HER 1 KALORİLİK YİYECEĞE 1 ML SU
TÜKETİLMELİ
Yetişkinler günlük olarak içeceklerle ortalama 1 litre,
yiyeceklerle ise 1,2 litre sıvı alır. Sebze ve meyve gibi
besinlerin % 85 ile % 90’ının su olması nedeniyle sıvı ihtiyacının
bir kısmının bu şekilde karşılandığı söylenebilir. Her birey
tükettiği her 1 kalorilik yiyeceğe karşılık 1 ml su almalıdır.
Örneğin; 2000 kaloriyle beslenen biri günlük ortalama 2 lt su
tüketmelidir.
AROMALARLA SU TÜKETİMİ KEYİFLİ HALE GELEBİLİR
Suyun içine atılacak nane dalları, elma ya da limon dilimleri veya
meyve parçaları suya farklı bir aroma katar.

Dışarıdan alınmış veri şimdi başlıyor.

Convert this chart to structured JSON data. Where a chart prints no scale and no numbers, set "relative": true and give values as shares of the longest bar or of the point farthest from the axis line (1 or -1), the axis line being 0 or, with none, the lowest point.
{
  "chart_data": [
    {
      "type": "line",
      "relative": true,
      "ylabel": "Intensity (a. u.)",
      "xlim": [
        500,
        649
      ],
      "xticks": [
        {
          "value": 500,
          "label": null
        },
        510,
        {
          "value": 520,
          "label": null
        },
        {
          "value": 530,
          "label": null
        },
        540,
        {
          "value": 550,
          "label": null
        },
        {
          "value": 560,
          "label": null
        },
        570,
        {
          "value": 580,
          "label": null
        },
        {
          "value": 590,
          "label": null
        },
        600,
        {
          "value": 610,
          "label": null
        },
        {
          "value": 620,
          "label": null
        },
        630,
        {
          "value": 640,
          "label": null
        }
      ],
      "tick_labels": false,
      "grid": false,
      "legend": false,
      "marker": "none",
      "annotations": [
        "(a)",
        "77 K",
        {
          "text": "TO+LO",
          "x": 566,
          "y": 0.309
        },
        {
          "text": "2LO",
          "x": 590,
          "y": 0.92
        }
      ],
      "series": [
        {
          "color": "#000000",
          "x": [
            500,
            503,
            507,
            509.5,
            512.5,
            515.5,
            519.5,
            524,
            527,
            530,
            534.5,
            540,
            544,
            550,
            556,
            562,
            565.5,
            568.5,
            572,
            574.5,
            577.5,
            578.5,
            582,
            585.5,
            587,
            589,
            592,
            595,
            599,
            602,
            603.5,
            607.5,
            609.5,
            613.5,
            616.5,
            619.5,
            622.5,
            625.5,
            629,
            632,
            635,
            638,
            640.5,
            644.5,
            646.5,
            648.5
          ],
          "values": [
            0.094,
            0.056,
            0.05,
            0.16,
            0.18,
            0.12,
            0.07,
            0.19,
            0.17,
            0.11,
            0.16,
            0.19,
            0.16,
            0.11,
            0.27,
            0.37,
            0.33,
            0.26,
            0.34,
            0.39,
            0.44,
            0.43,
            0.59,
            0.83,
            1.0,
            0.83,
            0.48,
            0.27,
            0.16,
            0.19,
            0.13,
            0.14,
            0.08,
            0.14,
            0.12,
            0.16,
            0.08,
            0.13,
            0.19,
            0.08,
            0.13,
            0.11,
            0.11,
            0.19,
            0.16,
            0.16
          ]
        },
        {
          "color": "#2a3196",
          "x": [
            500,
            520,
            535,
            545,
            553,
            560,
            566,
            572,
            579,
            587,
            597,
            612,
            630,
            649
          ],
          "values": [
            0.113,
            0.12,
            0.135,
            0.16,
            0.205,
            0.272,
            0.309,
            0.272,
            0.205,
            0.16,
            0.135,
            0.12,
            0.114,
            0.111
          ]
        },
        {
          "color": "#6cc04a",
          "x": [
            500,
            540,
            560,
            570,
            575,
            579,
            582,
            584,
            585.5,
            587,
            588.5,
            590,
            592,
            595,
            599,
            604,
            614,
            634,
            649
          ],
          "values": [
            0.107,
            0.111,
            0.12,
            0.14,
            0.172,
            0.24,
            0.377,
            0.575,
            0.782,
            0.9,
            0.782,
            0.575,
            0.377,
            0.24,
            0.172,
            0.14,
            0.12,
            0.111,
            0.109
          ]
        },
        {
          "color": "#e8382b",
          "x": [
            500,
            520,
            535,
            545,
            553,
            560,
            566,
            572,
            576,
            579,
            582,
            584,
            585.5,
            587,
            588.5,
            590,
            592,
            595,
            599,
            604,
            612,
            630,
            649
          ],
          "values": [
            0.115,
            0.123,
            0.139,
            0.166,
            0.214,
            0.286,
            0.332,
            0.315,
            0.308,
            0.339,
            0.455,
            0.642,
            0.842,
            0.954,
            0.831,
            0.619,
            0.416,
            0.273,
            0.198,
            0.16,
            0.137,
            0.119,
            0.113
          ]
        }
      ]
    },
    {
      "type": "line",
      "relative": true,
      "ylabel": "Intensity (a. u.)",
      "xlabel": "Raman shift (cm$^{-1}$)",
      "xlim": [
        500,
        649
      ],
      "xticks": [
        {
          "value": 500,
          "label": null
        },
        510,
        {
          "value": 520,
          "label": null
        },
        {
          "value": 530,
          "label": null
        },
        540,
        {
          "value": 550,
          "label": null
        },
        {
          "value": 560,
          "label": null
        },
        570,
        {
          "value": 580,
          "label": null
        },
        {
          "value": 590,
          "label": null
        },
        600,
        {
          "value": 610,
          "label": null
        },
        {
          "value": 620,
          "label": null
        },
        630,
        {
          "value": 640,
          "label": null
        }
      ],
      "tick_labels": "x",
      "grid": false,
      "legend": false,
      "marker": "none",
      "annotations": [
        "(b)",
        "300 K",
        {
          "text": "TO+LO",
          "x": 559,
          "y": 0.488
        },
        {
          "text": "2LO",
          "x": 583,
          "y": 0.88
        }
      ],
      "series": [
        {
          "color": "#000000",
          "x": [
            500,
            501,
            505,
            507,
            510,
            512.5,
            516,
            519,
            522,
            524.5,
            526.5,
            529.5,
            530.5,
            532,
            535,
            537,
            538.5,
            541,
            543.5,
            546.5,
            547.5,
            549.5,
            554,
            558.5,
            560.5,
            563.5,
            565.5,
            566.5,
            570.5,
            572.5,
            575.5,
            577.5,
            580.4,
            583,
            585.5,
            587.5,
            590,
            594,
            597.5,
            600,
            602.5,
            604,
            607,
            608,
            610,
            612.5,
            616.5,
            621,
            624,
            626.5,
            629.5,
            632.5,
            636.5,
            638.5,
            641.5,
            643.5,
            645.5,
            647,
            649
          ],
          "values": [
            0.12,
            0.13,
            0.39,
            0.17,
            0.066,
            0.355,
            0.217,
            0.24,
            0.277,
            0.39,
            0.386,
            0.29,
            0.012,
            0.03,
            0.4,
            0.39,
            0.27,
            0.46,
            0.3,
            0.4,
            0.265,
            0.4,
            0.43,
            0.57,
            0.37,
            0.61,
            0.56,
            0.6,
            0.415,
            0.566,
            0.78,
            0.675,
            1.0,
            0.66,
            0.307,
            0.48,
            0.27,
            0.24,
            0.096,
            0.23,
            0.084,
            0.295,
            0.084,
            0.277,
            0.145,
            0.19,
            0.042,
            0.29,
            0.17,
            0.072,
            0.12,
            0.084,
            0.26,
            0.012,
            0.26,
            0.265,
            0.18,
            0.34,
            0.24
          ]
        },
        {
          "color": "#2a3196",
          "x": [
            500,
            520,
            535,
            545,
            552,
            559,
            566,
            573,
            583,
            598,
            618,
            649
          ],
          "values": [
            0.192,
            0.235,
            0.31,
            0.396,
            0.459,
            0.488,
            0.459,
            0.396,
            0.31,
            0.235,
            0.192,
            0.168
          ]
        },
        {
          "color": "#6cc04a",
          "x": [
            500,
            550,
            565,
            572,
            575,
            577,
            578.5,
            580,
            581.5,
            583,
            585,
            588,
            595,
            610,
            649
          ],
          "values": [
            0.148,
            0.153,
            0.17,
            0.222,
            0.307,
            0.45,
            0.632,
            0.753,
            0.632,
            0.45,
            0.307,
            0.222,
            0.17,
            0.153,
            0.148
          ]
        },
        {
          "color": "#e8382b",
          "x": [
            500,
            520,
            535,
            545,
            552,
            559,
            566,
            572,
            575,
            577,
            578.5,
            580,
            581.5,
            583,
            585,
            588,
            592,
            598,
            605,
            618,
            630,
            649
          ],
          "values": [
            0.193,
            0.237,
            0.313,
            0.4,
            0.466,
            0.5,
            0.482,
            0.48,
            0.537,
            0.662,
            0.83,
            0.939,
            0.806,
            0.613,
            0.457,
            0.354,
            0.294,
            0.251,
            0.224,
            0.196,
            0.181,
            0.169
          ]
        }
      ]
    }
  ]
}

Suyun yanında ayrıca
tadı sevilen içecekler de tüketilebilir. Fakat bu içeceklerin
kalori ve besin değerine dikkat edilmelidir. Örneğin; sıvı
ihtiyacını karşılamak için günde 1,5 litre asitli içecek ya da
hazır meyve suları içmek oldukça sakıncalıdır. Çünkü bu içecekler
çok fazla şeker ve boya içerir. Bu gibi katkı maddeleri ise
kişilerin gereksiz kilo alımına neden olabilir.
KÜÇÜK YAŞTA KAZANDIRILMALI
Su içmek alışkanlıktır. Su tüketimini çocukluktan itibaren kazanmak
gerekir. Bu nedenle çocuk sahibi olanlar bu konuya dikkat
etmelidir. Eğer çocuklukta bu alışkanlık kazanılmadıysa su
tüketimine bu günden itibaren başlanmalı ve düzenli olarak su
içilmelidir. Unutulmamalıdır ki su sağlıktır.